Using a trove of sources in Chinese and four other languages, Eyck Freymann argues that infrastructure projects are just a sideshow. OBOR is fundamentally a campaign to restore an ancient model in which foreign emissaries paid tribute to the Chinese emperor, offering gifts in exchange for political patronage. Xi sees himself as a sort of modern-day emperor, determined to restore China’s past greatness.

Many experts assume that Xi’s nakedly neo-imperial scheme couldn’t possibly work. Freymann shows how wrong they are. China isn’t preying on victims, Freymann argues. It’s attracting willing partners—including Western allies—from Latin America to Southeast Asia to the Persian Gulf. Even in countries where OBOR megaprojects fail, Freymann finds that political leaders still want closer ties with China.

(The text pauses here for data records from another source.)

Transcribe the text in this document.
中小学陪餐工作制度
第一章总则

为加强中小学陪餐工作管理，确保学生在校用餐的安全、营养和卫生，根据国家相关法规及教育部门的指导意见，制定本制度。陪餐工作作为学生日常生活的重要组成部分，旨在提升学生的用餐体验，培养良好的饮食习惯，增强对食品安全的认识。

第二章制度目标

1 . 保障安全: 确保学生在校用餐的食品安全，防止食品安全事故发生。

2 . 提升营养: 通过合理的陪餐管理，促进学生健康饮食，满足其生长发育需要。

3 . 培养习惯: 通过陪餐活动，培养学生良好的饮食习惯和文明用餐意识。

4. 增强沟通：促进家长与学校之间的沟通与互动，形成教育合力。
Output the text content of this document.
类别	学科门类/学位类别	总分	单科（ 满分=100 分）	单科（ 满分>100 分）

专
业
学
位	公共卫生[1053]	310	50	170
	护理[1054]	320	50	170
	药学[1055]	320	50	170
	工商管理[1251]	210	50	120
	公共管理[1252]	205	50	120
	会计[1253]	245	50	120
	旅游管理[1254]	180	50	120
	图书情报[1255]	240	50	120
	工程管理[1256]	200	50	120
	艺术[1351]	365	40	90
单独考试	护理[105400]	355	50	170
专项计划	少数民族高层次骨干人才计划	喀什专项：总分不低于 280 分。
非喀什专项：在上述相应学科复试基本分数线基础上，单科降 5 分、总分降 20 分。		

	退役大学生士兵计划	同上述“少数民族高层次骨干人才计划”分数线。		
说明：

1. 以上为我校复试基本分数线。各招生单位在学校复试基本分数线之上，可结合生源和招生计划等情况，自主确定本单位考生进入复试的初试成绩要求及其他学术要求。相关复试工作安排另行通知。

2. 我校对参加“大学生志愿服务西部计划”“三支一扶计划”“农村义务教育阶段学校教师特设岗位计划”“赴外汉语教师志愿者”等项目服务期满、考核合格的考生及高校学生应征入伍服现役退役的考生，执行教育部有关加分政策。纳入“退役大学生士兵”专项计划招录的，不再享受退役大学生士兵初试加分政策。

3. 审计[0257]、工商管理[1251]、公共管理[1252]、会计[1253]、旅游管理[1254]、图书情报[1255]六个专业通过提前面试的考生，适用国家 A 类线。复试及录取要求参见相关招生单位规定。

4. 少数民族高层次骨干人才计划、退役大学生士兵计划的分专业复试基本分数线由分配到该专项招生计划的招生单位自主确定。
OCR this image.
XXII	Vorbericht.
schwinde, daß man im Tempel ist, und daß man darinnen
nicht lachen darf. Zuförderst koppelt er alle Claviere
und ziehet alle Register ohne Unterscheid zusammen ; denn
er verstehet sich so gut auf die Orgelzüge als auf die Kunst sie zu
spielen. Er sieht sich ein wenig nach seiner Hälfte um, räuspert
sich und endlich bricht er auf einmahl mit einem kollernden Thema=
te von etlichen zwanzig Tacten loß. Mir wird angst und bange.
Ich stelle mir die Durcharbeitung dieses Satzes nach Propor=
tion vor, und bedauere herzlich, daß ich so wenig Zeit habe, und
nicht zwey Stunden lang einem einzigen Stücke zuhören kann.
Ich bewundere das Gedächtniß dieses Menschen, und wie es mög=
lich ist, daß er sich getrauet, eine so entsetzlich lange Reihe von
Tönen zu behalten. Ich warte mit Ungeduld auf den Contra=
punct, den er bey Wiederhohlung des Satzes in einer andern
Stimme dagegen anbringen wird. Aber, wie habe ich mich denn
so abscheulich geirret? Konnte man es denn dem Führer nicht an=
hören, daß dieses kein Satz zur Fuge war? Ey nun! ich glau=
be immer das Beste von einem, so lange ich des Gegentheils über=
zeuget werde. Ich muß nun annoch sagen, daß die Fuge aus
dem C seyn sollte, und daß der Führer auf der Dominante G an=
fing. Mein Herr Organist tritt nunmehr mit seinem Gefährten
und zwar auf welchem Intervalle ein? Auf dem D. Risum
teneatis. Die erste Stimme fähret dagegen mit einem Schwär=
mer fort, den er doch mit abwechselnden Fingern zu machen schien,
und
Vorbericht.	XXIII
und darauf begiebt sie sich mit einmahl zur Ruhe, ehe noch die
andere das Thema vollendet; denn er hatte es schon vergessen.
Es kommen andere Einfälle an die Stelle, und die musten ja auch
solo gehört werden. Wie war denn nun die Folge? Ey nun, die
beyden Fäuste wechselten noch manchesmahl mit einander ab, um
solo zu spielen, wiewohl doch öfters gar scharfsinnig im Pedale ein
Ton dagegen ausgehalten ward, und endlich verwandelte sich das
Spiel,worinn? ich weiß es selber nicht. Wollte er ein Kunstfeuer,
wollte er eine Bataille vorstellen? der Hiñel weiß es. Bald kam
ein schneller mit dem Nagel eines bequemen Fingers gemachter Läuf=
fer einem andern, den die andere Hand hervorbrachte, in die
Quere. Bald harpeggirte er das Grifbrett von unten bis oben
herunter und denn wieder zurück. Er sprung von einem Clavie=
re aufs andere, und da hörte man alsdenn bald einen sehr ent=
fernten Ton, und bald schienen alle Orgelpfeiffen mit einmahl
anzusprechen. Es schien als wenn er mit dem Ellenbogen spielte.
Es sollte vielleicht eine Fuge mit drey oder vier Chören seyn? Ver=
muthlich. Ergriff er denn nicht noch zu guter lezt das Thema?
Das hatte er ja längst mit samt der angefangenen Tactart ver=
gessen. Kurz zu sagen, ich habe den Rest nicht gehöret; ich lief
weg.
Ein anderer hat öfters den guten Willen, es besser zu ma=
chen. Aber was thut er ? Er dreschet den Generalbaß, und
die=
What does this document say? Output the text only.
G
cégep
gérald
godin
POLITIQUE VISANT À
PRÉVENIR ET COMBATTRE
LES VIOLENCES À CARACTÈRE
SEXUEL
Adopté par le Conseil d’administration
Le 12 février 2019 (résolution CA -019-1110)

Freymann tells the monumental story of Xi’s project on the global stage. Drawing on groundbreaking archival research, interviews with senior officials, and on-the-ground case studies from Malaysia to Greece, Russia to Iran, Freymann pulls back the veil of propaganda about OBOR, giving readers a page-turning world tour of the burgeoning Chinese empire, a guide for understanding China’s motives and tactics, and clear recommendations for how the West can compete.

Reviews and Blurbs

Eyck Freymann is our guide, and his beautifully written book escorts us by land and sea to Sri Lanka, Tanzania, Greece, and beyond . . . As the Guide Michelin notes when it awards three stars: this book “is worth a special journey.”

William C. Kirby — Spangler Family Professor of Business Administration, Harvard Business School

“The author succeeds in providing both a big-picture understanding and a detailed depiction of what OBOR represents to China and potentially to the world...Freymann’s monograph provides a public service.”

Kathleen A. Walsh—Associate Professor of National Security Affairs, U.S. Naval War College. Full review here.

“A brilliant book—lucid, sober and thoughtful in its conclusions, it deserves to be read widely. Eyck Freymann cuts through the hype and brings light, not heat, to understanding how China combines diplomacy and economics. With a huge range of sources, he shows that One Belt One Road is likely to be neither a new Chinese empire nor simply a trade network. Essential reading.”

Rana Mitter OBE FBA — Director, University of Oxford China Centre


“Eyck Freymann sheds fresh light and understanding on the most important competition of this century. With One Belt One Road, the author has earned his place as one of the foremost experts on the economic strategies of the Chinese Communist Party.  In this impeccably researched and well written book, Freymann corrects misunderstandings and provides coherent recommendations that, if implemented, will preserve America’s and the free world’s competitive advantages.”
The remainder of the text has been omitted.